One of the challenges to rehab in general for GBS patients is their rapid descent into fatigue. PTs must make sure to take that into account when exercising this population through scheduling breaks and rest periods when necessary.
"In my particular case, I always try to sit down with a patient beforehand and explain to them what we're going to do, what's going to happen and talk about our goal for that session," Dr. Scerbo said. "From there, I think they feel pretty comfortable with letting me know, ÔOk, I need to take a break.' In some of the cases, they'd say, ÔI can't do it until after noon. I'm just wiped in the morning, let me eat, let me get ready.' I would try to coordinate around how each person particularly feels."
Schiff makes sure to check patients for signs of shortness of breath, monitor blood pressure and provide adequate rest periods and enough recovery time during and in between sessions.
After Effects
Even after they leave outpatient, GBS patients often still need to work at their recovery, which can take anywhere from a few weeks to a few years. Individuals may also experience residual effects in the form of weakness or tingling.

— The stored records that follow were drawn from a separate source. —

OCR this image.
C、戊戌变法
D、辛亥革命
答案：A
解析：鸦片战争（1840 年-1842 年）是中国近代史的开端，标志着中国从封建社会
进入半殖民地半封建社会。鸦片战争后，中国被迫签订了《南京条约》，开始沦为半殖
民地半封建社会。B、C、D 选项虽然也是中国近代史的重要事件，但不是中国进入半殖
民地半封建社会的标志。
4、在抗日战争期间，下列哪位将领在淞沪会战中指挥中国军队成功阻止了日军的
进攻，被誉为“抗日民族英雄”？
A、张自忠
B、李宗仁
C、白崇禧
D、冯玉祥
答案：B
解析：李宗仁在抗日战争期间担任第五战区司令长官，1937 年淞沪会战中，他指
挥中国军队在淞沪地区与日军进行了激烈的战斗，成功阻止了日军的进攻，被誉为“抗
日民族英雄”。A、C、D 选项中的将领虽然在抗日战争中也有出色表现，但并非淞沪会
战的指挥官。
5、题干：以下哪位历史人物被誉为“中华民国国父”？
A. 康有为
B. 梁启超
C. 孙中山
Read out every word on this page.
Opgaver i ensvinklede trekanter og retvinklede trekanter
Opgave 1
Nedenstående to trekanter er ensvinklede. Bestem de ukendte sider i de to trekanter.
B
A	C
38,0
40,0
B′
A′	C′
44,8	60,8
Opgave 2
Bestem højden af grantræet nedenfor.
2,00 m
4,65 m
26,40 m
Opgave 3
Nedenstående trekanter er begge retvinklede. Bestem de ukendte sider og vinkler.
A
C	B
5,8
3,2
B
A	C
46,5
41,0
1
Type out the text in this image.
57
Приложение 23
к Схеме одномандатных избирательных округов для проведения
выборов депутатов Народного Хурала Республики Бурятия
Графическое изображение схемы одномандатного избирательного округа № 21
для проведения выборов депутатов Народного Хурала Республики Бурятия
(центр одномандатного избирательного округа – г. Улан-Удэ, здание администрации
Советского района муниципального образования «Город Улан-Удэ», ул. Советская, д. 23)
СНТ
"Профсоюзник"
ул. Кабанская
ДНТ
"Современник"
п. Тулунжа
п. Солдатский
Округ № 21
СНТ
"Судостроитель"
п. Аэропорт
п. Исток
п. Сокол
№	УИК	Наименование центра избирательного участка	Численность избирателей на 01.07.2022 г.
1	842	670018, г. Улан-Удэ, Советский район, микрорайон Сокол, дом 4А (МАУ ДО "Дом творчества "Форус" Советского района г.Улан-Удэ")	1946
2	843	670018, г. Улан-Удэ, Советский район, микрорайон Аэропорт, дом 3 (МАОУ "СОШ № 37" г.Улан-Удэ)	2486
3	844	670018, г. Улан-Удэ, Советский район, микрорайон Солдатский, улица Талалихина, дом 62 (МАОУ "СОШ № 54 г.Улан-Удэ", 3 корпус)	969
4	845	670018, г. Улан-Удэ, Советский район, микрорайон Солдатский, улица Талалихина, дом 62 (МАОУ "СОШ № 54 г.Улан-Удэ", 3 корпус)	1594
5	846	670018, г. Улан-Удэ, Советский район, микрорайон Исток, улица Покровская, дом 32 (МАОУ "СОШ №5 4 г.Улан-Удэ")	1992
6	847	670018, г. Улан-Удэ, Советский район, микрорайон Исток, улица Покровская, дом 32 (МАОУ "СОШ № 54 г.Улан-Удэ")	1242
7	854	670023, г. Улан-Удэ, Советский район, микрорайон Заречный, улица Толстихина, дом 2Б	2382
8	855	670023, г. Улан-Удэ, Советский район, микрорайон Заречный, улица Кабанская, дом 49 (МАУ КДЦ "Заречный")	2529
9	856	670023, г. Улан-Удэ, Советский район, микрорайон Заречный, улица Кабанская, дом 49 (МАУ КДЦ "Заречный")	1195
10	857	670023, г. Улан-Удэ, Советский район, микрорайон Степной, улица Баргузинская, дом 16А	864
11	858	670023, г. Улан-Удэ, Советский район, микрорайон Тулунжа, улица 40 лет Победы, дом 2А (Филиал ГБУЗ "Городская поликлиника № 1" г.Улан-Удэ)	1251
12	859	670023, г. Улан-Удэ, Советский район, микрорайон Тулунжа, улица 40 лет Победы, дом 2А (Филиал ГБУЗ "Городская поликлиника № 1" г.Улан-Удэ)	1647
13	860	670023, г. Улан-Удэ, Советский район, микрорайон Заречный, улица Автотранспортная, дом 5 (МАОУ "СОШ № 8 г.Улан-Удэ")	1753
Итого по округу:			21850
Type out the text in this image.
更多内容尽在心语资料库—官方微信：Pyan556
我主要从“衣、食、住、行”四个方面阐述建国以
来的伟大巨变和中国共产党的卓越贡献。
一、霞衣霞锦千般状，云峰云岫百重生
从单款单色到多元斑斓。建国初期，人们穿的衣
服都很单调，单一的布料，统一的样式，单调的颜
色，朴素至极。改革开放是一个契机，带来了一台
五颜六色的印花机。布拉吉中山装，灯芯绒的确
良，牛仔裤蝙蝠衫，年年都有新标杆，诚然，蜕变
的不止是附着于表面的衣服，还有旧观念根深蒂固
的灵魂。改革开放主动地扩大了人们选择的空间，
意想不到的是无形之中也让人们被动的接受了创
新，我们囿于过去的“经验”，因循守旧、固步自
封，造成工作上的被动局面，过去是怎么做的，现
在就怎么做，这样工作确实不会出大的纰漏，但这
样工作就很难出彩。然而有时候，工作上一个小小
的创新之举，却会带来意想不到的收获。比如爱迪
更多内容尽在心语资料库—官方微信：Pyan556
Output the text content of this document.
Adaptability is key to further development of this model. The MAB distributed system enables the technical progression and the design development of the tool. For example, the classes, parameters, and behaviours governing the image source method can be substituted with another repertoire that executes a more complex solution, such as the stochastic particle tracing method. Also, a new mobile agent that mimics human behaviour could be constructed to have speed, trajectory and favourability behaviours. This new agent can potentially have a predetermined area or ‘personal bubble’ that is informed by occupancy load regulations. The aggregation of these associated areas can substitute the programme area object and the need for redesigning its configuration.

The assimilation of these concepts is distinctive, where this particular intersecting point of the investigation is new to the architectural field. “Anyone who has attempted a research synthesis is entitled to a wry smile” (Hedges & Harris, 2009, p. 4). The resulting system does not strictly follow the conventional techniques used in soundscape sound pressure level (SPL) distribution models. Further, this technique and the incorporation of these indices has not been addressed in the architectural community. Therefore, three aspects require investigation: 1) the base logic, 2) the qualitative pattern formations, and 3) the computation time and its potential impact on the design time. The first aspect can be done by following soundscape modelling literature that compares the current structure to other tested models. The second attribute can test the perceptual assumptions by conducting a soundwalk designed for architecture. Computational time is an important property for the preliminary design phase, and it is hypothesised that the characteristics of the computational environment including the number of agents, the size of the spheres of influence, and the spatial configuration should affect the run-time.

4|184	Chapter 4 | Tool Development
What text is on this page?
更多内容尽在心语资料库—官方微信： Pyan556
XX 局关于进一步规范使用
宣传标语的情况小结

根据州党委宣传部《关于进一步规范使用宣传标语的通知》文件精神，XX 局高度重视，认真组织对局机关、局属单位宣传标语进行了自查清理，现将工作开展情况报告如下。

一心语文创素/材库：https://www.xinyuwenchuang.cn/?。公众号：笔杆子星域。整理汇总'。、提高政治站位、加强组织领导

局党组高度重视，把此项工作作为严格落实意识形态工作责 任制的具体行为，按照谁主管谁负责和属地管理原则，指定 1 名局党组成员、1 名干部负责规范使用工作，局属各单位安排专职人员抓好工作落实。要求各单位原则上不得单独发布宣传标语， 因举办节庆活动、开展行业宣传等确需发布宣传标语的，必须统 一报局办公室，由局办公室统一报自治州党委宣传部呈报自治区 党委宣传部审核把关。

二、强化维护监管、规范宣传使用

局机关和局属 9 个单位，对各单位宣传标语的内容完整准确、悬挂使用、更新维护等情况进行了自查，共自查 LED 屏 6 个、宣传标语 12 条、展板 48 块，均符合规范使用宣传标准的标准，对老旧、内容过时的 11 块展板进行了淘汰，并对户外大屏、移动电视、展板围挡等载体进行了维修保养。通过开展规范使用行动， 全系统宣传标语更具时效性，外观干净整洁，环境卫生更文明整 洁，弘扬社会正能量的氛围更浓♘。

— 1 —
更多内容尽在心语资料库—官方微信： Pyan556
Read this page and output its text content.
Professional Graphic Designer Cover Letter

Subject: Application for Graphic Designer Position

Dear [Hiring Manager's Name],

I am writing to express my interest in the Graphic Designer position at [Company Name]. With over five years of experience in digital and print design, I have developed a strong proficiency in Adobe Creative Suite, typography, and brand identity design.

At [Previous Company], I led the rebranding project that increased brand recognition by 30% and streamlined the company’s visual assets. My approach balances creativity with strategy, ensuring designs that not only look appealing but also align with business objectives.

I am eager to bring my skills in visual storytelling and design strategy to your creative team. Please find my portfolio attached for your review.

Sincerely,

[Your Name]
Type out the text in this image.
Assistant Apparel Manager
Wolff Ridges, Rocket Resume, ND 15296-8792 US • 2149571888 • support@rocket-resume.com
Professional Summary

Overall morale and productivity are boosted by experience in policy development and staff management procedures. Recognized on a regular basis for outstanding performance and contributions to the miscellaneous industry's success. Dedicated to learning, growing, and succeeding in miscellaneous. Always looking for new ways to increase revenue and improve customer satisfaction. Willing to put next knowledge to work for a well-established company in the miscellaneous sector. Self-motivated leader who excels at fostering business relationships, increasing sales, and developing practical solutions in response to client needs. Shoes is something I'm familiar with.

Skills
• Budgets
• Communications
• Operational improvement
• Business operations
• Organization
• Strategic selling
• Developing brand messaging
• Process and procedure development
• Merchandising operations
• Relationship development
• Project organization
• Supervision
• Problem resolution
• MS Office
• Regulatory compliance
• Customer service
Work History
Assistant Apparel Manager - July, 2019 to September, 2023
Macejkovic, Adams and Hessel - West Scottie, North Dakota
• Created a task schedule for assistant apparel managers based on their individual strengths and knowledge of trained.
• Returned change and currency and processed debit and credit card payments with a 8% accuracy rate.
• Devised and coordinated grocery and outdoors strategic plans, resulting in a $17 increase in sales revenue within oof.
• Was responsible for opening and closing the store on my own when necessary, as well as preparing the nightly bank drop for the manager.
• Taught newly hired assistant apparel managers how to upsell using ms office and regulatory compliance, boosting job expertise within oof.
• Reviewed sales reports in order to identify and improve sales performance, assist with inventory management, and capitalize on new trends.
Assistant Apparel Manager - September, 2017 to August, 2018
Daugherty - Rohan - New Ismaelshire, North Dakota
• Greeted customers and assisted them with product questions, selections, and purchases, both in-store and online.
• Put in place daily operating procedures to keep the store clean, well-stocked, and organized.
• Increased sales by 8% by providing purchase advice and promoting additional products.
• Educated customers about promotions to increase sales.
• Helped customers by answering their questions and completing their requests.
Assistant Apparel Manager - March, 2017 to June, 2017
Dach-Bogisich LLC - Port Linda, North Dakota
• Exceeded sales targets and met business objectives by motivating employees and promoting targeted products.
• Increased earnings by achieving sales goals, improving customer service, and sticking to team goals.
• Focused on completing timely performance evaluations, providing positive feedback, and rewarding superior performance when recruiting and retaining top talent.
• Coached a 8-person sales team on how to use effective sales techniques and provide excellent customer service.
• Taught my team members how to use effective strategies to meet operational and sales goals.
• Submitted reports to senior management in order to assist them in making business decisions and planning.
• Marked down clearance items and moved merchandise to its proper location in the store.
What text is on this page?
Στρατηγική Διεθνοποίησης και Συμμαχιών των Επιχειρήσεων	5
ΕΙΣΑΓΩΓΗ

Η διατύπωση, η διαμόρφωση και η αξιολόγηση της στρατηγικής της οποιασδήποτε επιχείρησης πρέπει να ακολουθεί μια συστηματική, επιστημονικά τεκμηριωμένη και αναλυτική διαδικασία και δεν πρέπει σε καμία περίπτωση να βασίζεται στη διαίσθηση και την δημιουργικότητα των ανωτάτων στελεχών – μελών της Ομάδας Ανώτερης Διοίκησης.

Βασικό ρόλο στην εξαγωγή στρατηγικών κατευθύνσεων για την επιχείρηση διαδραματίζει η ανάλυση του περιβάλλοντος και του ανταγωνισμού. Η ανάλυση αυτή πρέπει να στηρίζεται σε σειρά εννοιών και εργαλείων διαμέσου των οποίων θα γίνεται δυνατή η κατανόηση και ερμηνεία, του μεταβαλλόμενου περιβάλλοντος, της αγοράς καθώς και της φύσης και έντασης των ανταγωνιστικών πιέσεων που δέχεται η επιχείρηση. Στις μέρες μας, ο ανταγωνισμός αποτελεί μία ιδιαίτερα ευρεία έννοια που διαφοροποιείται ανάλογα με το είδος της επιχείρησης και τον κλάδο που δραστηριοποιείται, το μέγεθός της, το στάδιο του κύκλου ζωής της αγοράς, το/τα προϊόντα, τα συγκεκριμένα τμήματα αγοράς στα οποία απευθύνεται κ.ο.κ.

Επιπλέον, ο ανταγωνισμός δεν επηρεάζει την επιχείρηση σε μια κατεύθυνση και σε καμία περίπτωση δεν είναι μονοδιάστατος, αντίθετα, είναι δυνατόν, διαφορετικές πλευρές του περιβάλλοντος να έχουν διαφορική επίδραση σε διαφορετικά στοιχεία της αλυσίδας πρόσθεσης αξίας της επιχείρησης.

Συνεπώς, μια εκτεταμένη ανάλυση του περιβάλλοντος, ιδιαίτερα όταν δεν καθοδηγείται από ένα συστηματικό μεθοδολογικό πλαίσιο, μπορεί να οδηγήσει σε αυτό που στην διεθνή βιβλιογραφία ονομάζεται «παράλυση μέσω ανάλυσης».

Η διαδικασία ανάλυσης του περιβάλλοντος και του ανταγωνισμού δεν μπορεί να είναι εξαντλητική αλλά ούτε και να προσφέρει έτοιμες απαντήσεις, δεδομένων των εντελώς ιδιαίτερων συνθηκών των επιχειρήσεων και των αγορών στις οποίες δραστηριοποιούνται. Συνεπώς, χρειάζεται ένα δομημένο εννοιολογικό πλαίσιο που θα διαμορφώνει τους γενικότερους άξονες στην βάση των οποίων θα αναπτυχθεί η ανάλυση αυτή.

"Usually, we try to teach them how to monitor themselves while they're in therapy and how to progress on their own," Schiff said. "For instance, sometimes we'll tell them to monitor their own blood pressure with a home device and if they can keep their heart rate under a certain amount with some exercises, then we tell them to increase the exercise intensity with some time or speed."
Schiff stresses functional and developmental exercises, including kneeling, half-kneeling and progressing from the floor to standing for patients working on recovery at home.
"If they're having difficulty reaching, we'll progress to half-kneeling, to standing while reaching at the same time," she explained. "These techniques are similar to what we call proprioceptive neuromuscular techniques and neurodevelopmental techniques."
Also, the condition's tendency to quickly strip a person of so much function takes an emotional toll. Support groups and help from family and friends can buoy patients during and after their battle with GBS.
"It is extremely emotional and it can be very frustrating," Dr. Scerbo said. "As much as we're worried about the physical aspect, there's such a psychosocial component as well. It not only affects them, but it affects their families."